In our study, fungal cell adhesion was analyzed by a crystal violet binding assay, and cell count was analyzed by an aerobic plate count assay. The plate count showed that the control acrylic slide carried 1400 cfu/mL of C. albicans. The results show that the subject isolate of C. albicans showed a high level of antimicrobial resistance against denture cleaning tablets (sodium perborate). This was attributed to biofilm formation, as C. albicans nullified the toxic effect of sodium perborate and survived even after 5 min of exposure. This agreed with the findings of the previous studies by Dills et al. and Drake et al. [32,38]. They both identified that alkaline peroxide denture cleansers are effective against the streptococcus species and do not show much activity against C. albicans. This also agrees with the study by Ferreira et al., who studied the effect of a denture cleaning tablet (Bonyplus) against Candida species and S. mutans and found that the denture cleansing solution did not show significant re-educating of Candida species [39]. In addition, the alkaline peroxide tablets were not effective against S. mutans.

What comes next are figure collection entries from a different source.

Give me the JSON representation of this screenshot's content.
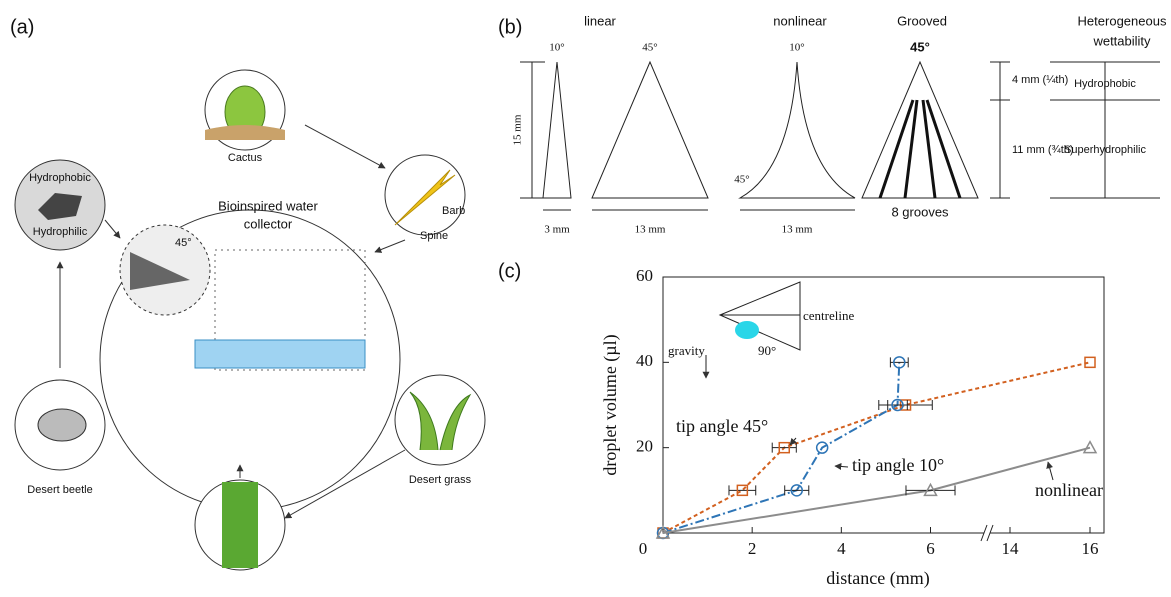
{
  "panel_a": {
    "label": "(a)",
    "cactus": "Cactus",
    "barb": "Barb",
    "spine": "Spine",
    "hydrophobic": "Hydrophobic",
    "hydrophilic": "Hydrophilic",
    "collector_title": [
      "Bioinspired water",
      "collector"
    ],
    "angle": "45°",
    "desert_beetle": "Desert beetle",
    "desert_grass": "Desert grass"
  },
  "panel_b": {
    "label": "(b)",
    "columns": [
      "linear",
      "nonlinear",
      "Grooved"
    ],
    "hetero": [
      "Heterogeneous",
      "wettability"
    ],
    "linear_narrow": {
      "angle": "10°",
      "height": "15 mm",
      "base": "3 mm"
    },
    "linear_wide": {
      "angle": "45°",
      "base": "13 mm"
    },
    "nonlinear": {
      "tip_angle": "10°",
      "base_angle": "45°",
      "base": "13 mm"
    },
    "grooved": {
      "angle": "45°",
      "grooves": "8 grooves",
      "upper": "4 mm (¼th)",
      "lower": "11 mm (¾th)"
    },
    "wettability": {
      "upper": "Hydrophobic",
      "lower": "Superhydrophilic"
    }
  },
  "chart_data": {
    "type": "line",
    "panel_label": "(c)",
    "x_label": "distance (mm)",
    "y_label": "droplet volume (µl)",
    "xlim": [
      0,
      16.35
    ],
    "x_break": [
      7.2,
      13.5
    ],
    "xticks": [
      0,
      2,
      4,
      6,
      14,
      16
    ],
    "ylim": [
      0,
      60
    ],
    "yticks": [
      20,
      40,
      60
    ],
    "series": [
      {
        "name": "tip angle 45°",
        "color": "#d2601f",
        "marker": "square",
        "x": [
          0,
          1.78,
          2.72,
          5.44,
          16
        ],
        "values": [
          0,
          10,
          20,
          30,
          40
        ],
        "x_errors": [
          null,
          0.3,
          0.27,
          0.6,
          null
        ]
      },
      {
        "name": "tip angle 10°",
        "color": "#2e75b6",
        "marker": "circle",
        "x": [
          0,
          3.0,
          3.57,
          5.26,
          5.3
        ],
        "values": [
          0,
          10,
          20,
          30,
          40
        ],
        "x_errors": [
          null,
          0.27,
          null,
          0.22,
          0.2
        ]
      },
      {
        "name": "nonlinear",
        "color": "#8c8c8c",
        "marker": "triangle",
        "x": [
          0,
          6.0,
          16
        ],
        "values": [
          0,
          10,
          20
        ],
        "x_errors": [
          null,
          0.55,
          null
        ]
      }
    ],
    "inset": {
      "centreline": "centreline",
      "gravity": "gravity",
      "angle": "90°"
    }
  }
}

Interestingly, samples were fabricated in our study by mixing powder and liquid. However, CAD-CAM dentures are also available, fabricated from prepolymerized PMMA resin blocks [40]. The prepolymerized resin dentures allow for fewer surface defects and irregularities, and the incidence of fungal infection among these dentures and their disinfection protocol may differ from conventional PMMA dentures. Therefore, studies assessing the disinfection of CAD-CAM PMMA dentures are warranted. Our study showed higher disinfection efficacy of MW with sodium perborate-disinfection tablets for the use of Candida in comparison with microwave (MW) and cleaning tablets (DC) alone. It is pertinent to mention that MW disinfection of PMMA denture bases can also result in distortion and discrepancy in their fit and adaptation on stone casts [17]. However, Pavan et al. showed that at high MW energy, distortion was observed for the PMMA denture, while at 500 W or below, the dimensional accuracy was comparable to the control [17]. As MW disinfection in our study was performed at 450 W power, the PMMA resin specimens when exposed to our study’s protocol for disinfection were dimensionally accurate and therefore could be clinically utilized. In addition, our study displayed some inherent limitations. Primarily, the study was based on in vitro design, assessing a single species of Candida, which may have limited the clinical implications. Moreover, only one type of denture disinfecting tablet was used; however, cleansing agents with hydrogen peroxide, sodium hypochlorite, and Chlorhexidine are also available. Therefore, further studies assessing the different candida species with contemporary denture cleansing agents are warranted to investigate the antimicrobial efficacy of microwave irradiation.

5. Conclusions

The microwave disinfection of PMMA for 3 min at 450 W in combination with a denture cleaning tablet (sodium perborate) is a more effective disinfecting regime against C. albicans than that of microwave and sodium perborate alone. Further studies assessing the efficacy of low-level MW irradiation on the disinfection of various bacterial species is recommended.